The U.S. Supreme Court’s ruling in King v. Burwell ensures that over 60,000 Mainers, will continue to be able to afford health insurance under the Affordable Care Act (ACA), preventing their premiums from skyrocketing an average of 383%.
The Court interpreted the ACA’s purpose—to create a system in which all Americans have access to affordable health care—to mean that people living in the 34 states, including Maine, that rely on federal rather than state marketplaces to buy their health insurance will continue to get the assistance they need to purchase health plans.
Four primary provisions of the ACA ensure that every American has access to health care: the guarantee issue, community rating, individual mandate, and system of tax credits. The guarantee issue combined with the community rating requires insurers to offer coverage despite a pre-existing condition, and to do so at a reasonable cost. By themselves, these two provisions would create an incentive to postpone entering the insurance market until there’s a medical need, as one could not pay into the market while healthy but still enjoy guaranteed coverage when the insurance is inevitably needed. This adverse selection would lead to a “death spiral,” wildly driving up the price of insurance as people postponed buying insurance until sickness. The ACA prevented this with the individual mandate, the requirement that all citizens not covered by an employer or the government must purchase insurance in the private market or pay a penalty to the IRS. In 2012, the Supreme Court upheld this individual mandate constitutional in NFIB v.

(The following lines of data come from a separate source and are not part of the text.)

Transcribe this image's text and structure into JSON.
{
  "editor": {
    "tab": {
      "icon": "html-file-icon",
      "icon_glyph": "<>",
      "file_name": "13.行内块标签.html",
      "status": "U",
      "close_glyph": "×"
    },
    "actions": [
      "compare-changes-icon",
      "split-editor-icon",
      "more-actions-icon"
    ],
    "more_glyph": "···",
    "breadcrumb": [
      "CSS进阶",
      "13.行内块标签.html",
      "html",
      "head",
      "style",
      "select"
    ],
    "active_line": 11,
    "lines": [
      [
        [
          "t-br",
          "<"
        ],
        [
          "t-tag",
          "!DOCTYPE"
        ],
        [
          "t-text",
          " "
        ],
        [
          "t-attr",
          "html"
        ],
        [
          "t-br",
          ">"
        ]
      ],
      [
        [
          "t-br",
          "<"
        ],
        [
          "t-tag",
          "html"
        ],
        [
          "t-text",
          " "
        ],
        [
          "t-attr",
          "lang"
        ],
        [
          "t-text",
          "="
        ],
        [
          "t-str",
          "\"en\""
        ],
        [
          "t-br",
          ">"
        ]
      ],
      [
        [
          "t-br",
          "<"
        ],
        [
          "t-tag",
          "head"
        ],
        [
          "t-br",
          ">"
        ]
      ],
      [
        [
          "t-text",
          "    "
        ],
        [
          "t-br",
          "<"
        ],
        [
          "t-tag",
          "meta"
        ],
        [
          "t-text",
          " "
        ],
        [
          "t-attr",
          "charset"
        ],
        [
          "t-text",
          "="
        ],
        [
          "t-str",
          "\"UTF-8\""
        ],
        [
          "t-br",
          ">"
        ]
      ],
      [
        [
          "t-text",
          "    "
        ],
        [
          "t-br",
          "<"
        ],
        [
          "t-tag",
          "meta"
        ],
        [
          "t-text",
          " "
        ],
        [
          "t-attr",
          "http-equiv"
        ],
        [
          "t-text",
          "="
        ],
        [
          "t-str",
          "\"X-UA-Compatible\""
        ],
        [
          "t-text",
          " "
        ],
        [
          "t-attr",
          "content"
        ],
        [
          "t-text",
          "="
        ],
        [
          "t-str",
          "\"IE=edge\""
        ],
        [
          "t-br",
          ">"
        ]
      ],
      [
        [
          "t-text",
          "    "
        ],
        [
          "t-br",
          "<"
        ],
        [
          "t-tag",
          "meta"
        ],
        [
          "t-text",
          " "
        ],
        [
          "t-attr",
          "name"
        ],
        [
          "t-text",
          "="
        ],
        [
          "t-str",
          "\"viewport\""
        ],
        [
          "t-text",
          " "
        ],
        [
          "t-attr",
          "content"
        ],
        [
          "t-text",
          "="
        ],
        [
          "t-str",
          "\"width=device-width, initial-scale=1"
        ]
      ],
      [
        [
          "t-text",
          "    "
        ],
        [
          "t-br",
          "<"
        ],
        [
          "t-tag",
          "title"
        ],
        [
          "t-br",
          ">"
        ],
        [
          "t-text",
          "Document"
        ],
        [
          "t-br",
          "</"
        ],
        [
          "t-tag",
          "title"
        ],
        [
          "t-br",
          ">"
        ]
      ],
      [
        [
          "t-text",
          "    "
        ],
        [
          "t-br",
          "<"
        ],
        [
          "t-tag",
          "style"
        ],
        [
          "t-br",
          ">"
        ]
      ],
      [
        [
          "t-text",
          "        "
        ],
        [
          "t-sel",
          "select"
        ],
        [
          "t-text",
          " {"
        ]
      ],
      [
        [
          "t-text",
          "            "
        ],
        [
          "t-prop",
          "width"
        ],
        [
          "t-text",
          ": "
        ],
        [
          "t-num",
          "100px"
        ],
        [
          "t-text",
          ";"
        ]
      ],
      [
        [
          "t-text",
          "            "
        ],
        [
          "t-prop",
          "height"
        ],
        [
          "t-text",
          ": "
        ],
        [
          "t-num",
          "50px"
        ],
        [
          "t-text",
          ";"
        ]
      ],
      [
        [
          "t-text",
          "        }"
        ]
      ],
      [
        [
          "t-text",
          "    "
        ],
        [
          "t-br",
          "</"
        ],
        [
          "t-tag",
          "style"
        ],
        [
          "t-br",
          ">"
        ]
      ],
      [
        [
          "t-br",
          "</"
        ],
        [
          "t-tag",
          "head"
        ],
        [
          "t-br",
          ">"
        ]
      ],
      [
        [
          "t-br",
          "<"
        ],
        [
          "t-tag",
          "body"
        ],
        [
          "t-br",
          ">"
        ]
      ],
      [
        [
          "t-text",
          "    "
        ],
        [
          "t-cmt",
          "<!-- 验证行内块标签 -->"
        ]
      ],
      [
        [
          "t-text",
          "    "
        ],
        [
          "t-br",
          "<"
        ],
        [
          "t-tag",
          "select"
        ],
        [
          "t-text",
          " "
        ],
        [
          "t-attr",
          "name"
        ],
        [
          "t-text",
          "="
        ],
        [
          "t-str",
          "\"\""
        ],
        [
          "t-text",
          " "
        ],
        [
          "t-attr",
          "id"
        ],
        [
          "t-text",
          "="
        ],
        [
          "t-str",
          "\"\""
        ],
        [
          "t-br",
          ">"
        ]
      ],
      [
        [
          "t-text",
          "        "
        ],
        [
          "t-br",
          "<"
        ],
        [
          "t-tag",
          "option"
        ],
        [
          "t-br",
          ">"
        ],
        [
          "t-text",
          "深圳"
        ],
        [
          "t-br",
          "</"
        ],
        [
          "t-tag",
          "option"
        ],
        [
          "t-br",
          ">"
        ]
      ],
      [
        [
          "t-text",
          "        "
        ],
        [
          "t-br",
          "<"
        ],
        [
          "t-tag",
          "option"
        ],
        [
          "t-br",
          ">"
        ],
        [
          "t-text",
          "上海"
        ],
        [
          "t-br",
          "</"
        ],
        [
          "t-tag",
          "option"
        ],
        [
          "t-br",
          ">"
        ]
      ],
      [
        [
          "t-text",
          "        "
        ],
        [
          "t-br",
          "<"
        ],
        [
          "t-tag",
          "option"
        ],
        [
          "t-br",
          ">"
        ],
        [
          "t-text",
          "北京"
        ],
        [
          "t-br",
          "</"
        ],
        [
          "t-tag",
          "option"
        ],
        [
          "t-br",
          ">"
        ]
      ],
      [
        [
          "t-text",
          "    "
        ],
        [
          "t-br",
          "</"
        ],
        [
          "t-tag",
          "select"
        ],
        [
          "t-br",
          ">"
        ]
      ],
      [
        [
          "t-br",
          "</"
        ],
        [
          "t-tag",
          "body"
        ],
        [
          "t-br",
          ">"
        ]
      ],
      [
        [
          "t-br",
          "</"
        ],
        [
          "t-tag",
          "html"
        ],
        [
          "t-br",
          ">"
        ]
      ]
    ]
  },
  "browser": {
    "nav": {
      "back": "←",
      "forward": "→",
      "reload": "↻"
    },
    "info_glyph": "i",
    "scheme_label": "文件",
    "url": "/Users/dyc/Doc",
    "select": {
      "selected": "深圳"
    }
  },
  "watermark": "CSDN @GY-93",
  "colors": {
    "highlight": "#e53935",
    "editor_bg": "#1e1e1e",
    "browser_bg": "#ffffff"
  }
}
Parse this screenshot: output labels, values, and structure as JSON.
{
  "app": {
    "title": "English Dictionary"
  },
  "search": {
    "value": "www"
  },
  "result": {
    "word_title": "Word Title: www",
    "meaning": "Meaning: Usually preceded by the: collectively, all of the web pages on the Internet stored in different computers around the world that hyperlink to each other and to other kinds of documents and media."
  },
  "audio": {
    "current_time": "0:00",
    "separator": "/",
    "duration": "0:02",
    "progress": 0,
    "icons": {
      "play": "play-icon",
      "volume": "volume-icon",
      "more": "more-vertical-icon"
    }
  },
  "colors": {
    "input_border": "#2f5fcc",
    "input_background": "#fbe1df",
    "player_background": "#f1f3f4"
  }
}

Sebelius.
The portion of the ACA at issue in Burwell was the law’s fourth component: the ability to receive tax credits that make purchasing insurance in the private market economically viable for those with lower income, between 100 and 400 percent of the federal poverty level. Plaintiffs in Burwell argued that tax credits are only available to those who purchase their health care plans in a state-created exchange or marketplace and not a federal one. The Court dismissed this argument, finding that the, “credits are necessary for the federal exchanges to function like their state exchange counterparts, and to avoid the type of calamitous result that Congress plainly meant to avoid.”
This Supreme Court ruling, the second to uphold the ACA, is a clear sign that, as President Obama proclaimed after the decision: the ACA is “here to stay” and will continue to dramatically lower the number of uninsured Americans.
Despite the welcome impact of the King v. Burwell decision, Maine still remains the only state in New England to refuse to expand Medicaid. The tired politics underlying this debate need to make room for substantive reform that directly improves the lives of Mainers. Nearly twelve percent of Maine’s population remains uninsured, twice the percentage of those without coverage in Massachusetts. Expanding Medicaid would provide insurance to thousands of Mainers on the federal government’s dollar. The highest court in the land has spoken, upholding a vital part of the ACA, and Maine must follow suit, and put the well-being of its citizens ahead of partisan politics.